All the specimens photographed on this page are
from two sites in Kent, UK: calcareous grassland rich in
species. This area is well-known as a G.
conopsea
site, with no records of the other two species, however, there
is still considerable variation as we shall show. Perhaps the
single most reliable character is the overall shape of the
labellum: square, long or broad.
Below:
This plant has features of G.
borealis
with the weakly divided labellum, however, the lip is still
squarish in contour and borealis is highly unlikely in
this locale and I would still consider this to be G. conopsea.
These
less densely-flowered individuals enable is to see the long
arc-shaped projecting spurs containing nectar at
the back of the
flowers (each is a continuation of the base of the lip.
A
study on Norwegian populations (Sletvold et
al.
2012) showed that about 40 different Lepidoptera (moths and
butterflies) acted as pollinators. The presence of both
nocturnal and diurnal pollinators gave the highest fruit set,
but of these daytime visitors made the greater contribution.

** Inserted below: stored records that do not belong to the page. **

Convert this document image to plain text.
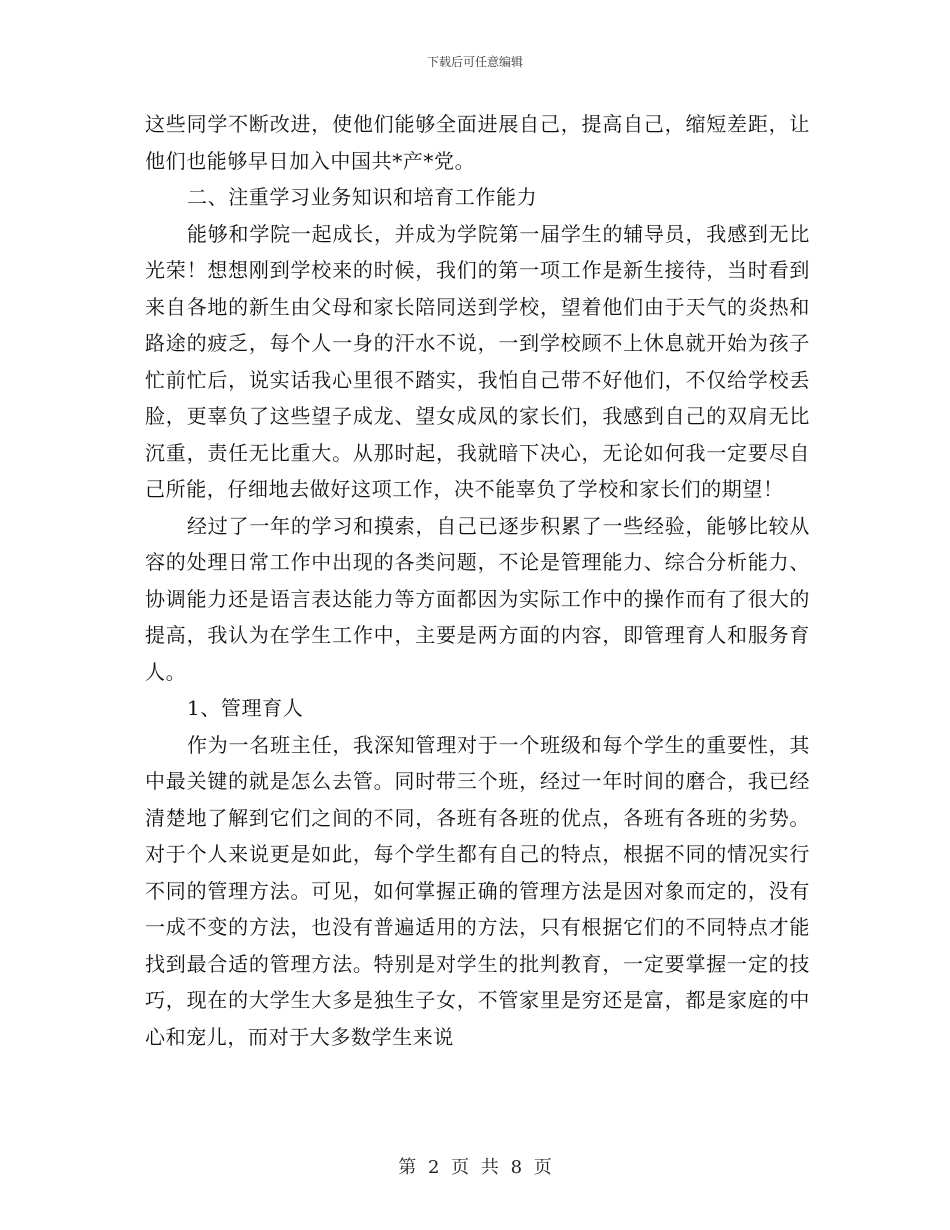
下载后可任意编辑

这些同学不断改进，使他们能够全面进展自己，提高自己，缩短差距，让他们也能够早日加入中国共*产*党。

二、注重学习业务知识和培育工作能力

能够和学院一起成长，并成为学院第一届学生的辅导员，我感到无比光荣！想想刚到学校来的时候，我们的第一项工作是新生接待，当时看到来自各地的新生由父母和家长陪同送到学校，望着他们由于天气的炎热和路途的疲乏，每个人一身的汗水不说，一到学校顾不上休息就开始为孩子忙前忙后，说实话我心里很不踏实，我怕自己带不好他们，不仅给学校丢脸，更辜负了这些望子成龙、望女成凤的家长们，我感到自己的双肩无比沉重，责任无比重大。从那时起，我就暗下决心，无论如何我一定要尽自己所能，仔细地去做好这项工作，决不能辜负了学校和家长们的期望！

经过了一年的学习和摸索，自己已逐步积累了一些经验，能够比较从容的处理日常工作中出现的各类问题，不论是管理能力、综合分析能力、协调能力还是语言表达能力等方面都因为实际工作中的操作而有了很大的提高，我认为在学生工作中，主要是两方面的内容，即管理育人和服务育人。

1、管理育人

作为一名班主任，我深知管理对于一个班级和每个学生的重要性，其中最关键的就是怎么去管。同时带三个班，经过一年时间的磨合，我已经清楚地了解到它们之间的不同，各班有各班的优点，各班有各班的劣势。对于个人来说更是如此，每个学生都有自己的特点，根据不同的情况实行不同的管理方法。可见，如何掌握正确的管理方法是因对象而定的，没有一成不变的方法，也没有普遍适用的方法，只有根据它们的不同特点才能找到最合适的管理方法。特别是对学生的批判教育，一定要掌握一定的技巧，现在的大学生大多是独生子女，不管家里是穷还是富，都是家庭的中心和宠儿，而对于大多数学生来说

第 2 页 共 8 页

These studies revealed that pollinators preferentially selected
plants that were taller and more visible, had more flowers and
had longer spurs. A longer spur means that the flower can
contain more nectar for those pollinators with a proboscis long
enough to reach it (spur length is proportional to nectar
volume). Selection for high flower number was stronger with
nocturnal pollinators, whilst longer spurs were more strongly
selected for by nocturnal pollinators. The pollinia attach to
the proboscis of the pollinator and may be unable to reach
the stigma on short-spured flowers which are thus selected
against.
Above:
fruit
set.
The more suitable pollen transferred to the stigma of
a flower, the larger the fruit produced since it contains more
seeds. The fitness of an orchid such as this can be defined as
the number of fruits multiplied by mean fruit mass.
Gymnadenia
conopsea
The
lateral sepals tend to be pointed at the tips and deflexed
(angled downwards) about 30 degrees (sepal angle is largely lost
as a trait in pressed herbarium specimens). The lip is
more-or-less square in outline, and distinctly three-lobed with
the central lobe usually the longest.
Gymnadenia
densiflora
The
lateral sepals are generally linear in shape and held out
horizontally. The lip is generally broader than long and has
distinctive shoulders which sweep outwards in a more convex
fashion than in G.
conopsea.
Strong
genetic differences have been shown between G.
conopsea
and G.
densiflora
(Stark et
al.
2011) reinforcing their separation at the species level.
Gymnadenia
borealis
The
lateral sepals are more oval in contour and pointed at the tips.
The lip is longer than broad and often indistinctly lobed, or
with a prominent central lobe and small side-lobes,
more 'tongue-like' and the side lobes are often angular.